RNA isolation, library preparation and sequencing

Total RNA was extracted using Trizol reagent (Invitrogen) following the manufacturer’s protocol. RNA purity was checked using the NanoPhotometer® spectrophotometer (IMPLEN). RNA concentration was measured using Qubit® RNA Assay Kit in Qubit® 2.0 Flurometer (Life Technologies). RNA integrity was assessed using the RNA Nano 6000 Assay Kit with the Bioanalyzer 2100 system (Agilent). A total amount of 3 μg RNA per sample was used as input material for library preparation using NEBNext® Ultra™ RNA Library Prep Kit for Illumina® (NEB). The libraries were sequenced on an Illumina Hiseq platform. Using Hisat2 v2.0.5, paired-end clean reads were aligned to the TM-1 reference genome [23]. FeatureCounts v1.5.0-p3 was used to count the read numbers mapped to each gene. FPKM of each gene was calculated based on the length of the gene and the number of reads mapped to the gene.

Differential expression, gene function annotation and enrichment analysis

Differential expression analysis was performed using the DESeq R package (1.18.0) through negative binomial distribution and calculation of false discovery rate [46]. The adjusted p-value < 0.05 and (|log2 (fold change) | ≥2 were used as the criteria for identification of DEGs among samples. Gene Ontology (GO) enrichment analysis of DEGs was implemented by the GO seq R package, in which gene length bias was corrected. GO terms with a corrected p-value less than 0.05 were considered to be significantly enriched. KOBAS software was used to test the statistical enrichment of DEGs in KEGG pathways.

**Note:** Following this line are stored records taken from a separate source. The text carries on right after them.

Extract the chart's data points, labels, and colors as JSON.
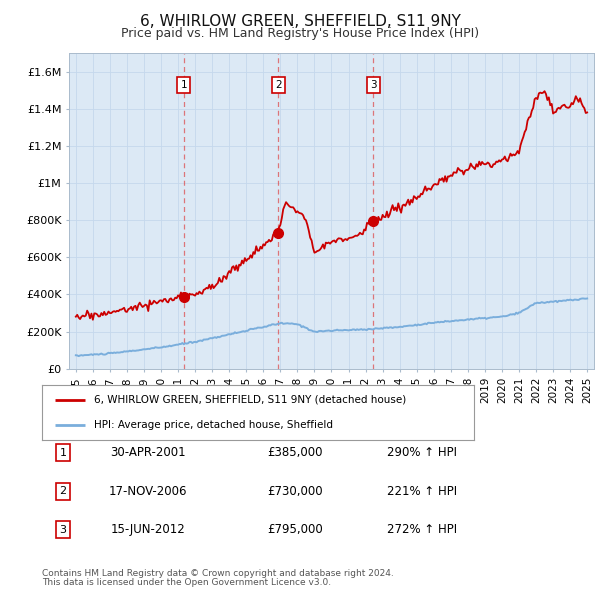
{
  "title": "6, WHIRLOW GREEN, SHEFFIELD, S11 9NY",
  "subtitle": "Price paid vs. HM Land Registry's House Price Index (HPI)",
  "title_fontsize": 11,
  "subtitle_fontsize": 9,
  "fig_bg_color": "#ffffff",
  "plot_bg_color": "#dce9f5",
  "ylim": [
    0,
    1700000
  ],
  "xlim_start": 1994.6,
  "xlim_end": 2025.4,
  "yticks": [
    0,
    200000,
    400000,
    600000,
    800000,
    1000000,
    1200000,
    1400000,
    1600000
  ],
  "ytick_labels": [
    "£0",
    "£200K",
    "£400K",
    "£600K",
    "£800K",
    "£1M",
    "£1.2M",
    "£1.4M",
    "£1.6M"
  ],
  "xticks": [
    1995,
    1996,
    1997,
    1998,
    1999,
    2000,
    2001,
    2002,
    2003,
    2004,
    2005,
    2006,
    2007,
    2008,
    2009,
    2010,
    2011,
    2012,
    2013,
    2014,
    2015,
    2016,
    2017,
    2018,
    2019,
    2020,
    2021,
    2022,
    2023,
    2024,
    2025
  ],
  "sale_events": [
    {
      "label": "1",
      "date_str": "30-APR-2001",
      "year": 2001.33,
      "price": 385000,
      "pct": "290%",
      "direction": "↑"
    },
    {
      "label": "2",
      "date_str": "17-NOV-2006",
      "year": 2006.88,
      "price": 730000,
      "pct": "221%",
      "direction": "↑"
    },
    {
      "label": "3",
      "date_str": "15-JUN-2012",
      "year": 2012.45,
      "price": 795000,
      "pct": "272%",
      "direction": "↑"
    }
  ],
  "legend_line1": "6, WHIRLOW GREEN, SHEFFIELD, S11 9NY (detached house)",
  "legend_line2": "HPI: Average price, detached house, Sheffield",
  "footer_line1": "Contains HM Land Registry data © Crown copyright and database right 2024.",
  "footer_line2": "This data is licensed under the Open Government Licence v3.0.",
  "red_color": "#cc0000",
  "blue_color": "#7aaedc",
  "dashed_color": "#dd4444",
  "grid_color": "#c5d8ec"
}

Quantitative RT-PCR validation of DEGs

Gene specific primers were designed using cDNA sequences of the target genes with the NCBI Primer-BLAST program (Table S2). qRT-PCR was carried out as described by Cheng et al. (2020) [47]. Three independent biological experiments were performed for samples of each time point. The relative expression levels were calculated with cotton ubiquitin gene (GhUBI, XM_012634824) as a reference according to Cheng et al. (2020) [47].

Constructing co-expression networks of DEGs

The Weighted Correlation Network Analysis (WGCNA) package was used to construct the co-expression networks among DEGs associated with fatty acid synthesis in seeds from different developmental stages. The hub genes were screened on the basis of the module KME values and high-weight values. The correlation networks were drawn using Cytoscape 3.6.1.